ROMA – A sorpresa, al termine dell’Angelus, il Papa ha annunciato che il prossimo concistoro si terrà sabato 19 novembre, a conclusione del Giubileo straordinario della misericordia. E si conoscono già i nomi delle 13 nuove porpore, più quattro ultraottantenni senza diritto di voto nel prossimo Conclave. 

Nel nuovo elenco sono rappresentati tutti e cinque i continenti e comprendono tre porporati statunitensi, tre latinoamericani, due asiatici, tre africani, cinque europei (due ultraottantenni), due asiatici e un rappresentante dell’Oceania.

Tra gli italiani compare, a sorpresa, il nunzio a Damasco, mons. Mario Zenari che comunque – ha precisato Francesco – “rimane nunzio apostolico nell’amata e martoriata Siria”. 70 anni Zenari è originario di Rosegaferro, frazione di Villafranca di Verona. E’ stato nominato il 30 dicembre 2008 da Papa Benedetto XVI Nunzio Apostolico in Siria. 

Il neo cardinale racconta di aver ricevuto la notizia mentre si trovava al ristorante «Antico Ristoro» di Custoza, con i vecchi compagni di studi. “Ho ricevuto una telefonata da mio cognato che mi annunciava quanto deciso dal Pontefice. Non sapevo nulla – spiega il presule ancora emozionato – Non è un riconoscimento alla mia persona, ma un segno di vicinanza alla Siria, un popolo e una terra segnati dalla guerra, dal sangue e dalla morte”.

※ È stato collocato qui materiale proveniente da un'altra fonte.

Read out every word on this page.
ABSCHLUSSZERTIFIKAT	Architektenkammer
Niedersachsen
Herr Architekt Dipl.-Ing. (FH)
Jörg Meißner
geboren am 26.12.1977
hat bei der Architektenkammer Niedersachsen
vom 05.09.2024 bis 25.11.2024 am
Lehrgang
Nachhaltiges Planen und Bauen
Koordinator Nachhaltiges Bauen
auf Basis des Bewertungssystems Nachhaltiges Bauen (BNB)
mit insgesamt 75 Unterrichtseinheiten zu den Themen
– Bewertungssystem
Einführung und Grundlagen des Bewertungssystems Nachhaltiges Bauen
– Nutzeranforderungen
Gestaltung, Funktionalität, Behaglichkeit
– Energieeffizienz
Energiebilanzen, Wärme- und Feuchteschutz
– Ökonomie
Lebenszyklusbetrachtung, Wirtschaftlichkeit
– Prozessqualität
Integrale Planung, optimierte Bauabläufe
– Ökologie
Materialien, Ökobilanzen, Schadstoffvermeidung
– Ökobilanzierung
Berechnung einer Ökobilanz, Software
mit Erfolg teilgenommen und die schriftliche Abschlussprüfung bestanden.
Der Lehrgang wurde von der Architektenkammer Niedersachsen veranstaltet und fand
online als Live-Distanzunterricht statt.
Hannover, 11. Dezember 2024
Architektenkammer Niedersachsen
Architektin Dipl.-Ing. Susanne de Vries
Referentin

L’altro italiano scelto è l’ultraottantenne Renato Corti, già per anni vicario generale del cardinale Carlo Maria Martini a Milano e chiamato dal Papa a scrivere le meditazioni per la Via Crucis al Colosseo nel 2015. Dieci anni prima, mons. Corti aveva predicato gli esercizi spirituali di Quaresima alla curia romana.

Con Mario Zenari sono stati nominati cardinali mons. Dieudonné Nzapalainga, arcivescovo di Bangui, la capitale della Repubblica Centroafricana dove il Papa aprì la Porta Santa della misericordia, nel novembre di un anno fa; mons. Carlos Osoro Sierra (arcivescovo di Madrid), mons. Sergio da Rocha (arcivescovo di Brasilia), mons. Blase J. Cupich (arcivescovo di Chicago), mons. Patrick D’Rozario (arcivescovo di Dacca, Bangladesh), mons. Balthazar Enrique Porras Cardozo (arcivescovo di Merida, Venezuela), mons. Jozef De Kesel (arcivescovo di Bruxelles), mons. Maurice Piat (arcivescovo di Port-Louis, Mauritius), mons. Kevin Joseph Farrell, prefetto del dicastero per i laici, la famiglia e la vita (Stati Uniti), mons. Carlos Aguiar Retes (arcivescovo di Tlalnepantla, Messico), mons. John Ribat (arcivescovo di Port Moresby, Papua Nuova Guinea), mons. Joseph William Tobin (arcivescovo di Indianapolis, Stati Uniti).

A questi tredici cardinali elettori si aggiungono “un arcivescovo e due vescovi emeriti che si sono distinti nel loro servizio pastorale e un presbitero che ha reso una chiara testimonianza cristiana”, tutti ultraottantenni. Si tratta di mons. Anthony Soter Fernandez, arcivescovo emerito di Kuala Lumpur (Malaysia), mons. Sebastian Koto Khoarai (vescovo emerito di Mohale’s Hoel, Lesotho), del sacerdote di Scutari, in Albania, Ernest Simoni e, come si è detto, mons. Renato Corti (vescovo emerito di Novara).

Con i tredici nuovi elettori, il plenum del Collegio votante sale a 124 membri. Da qui al 20 novembre, però, usciranno per raggiunti limiti d’età i cardinali Jaime Lucas Ortega y Alamino, arcivescovo emerito dell’Avana (Cuba), Nicolas de Jesus Lopez Rodriguez, arcivescovo emerito di Santo Domingo ed Ennio Antonelli, presidente emerito del Pontificio consiglio per la famiglia.

Rimangono senza porpora i titolari di diocesi importanti, come Venezia, Torino, Los Angeles, Philadelphia, Toledo, Siviglia.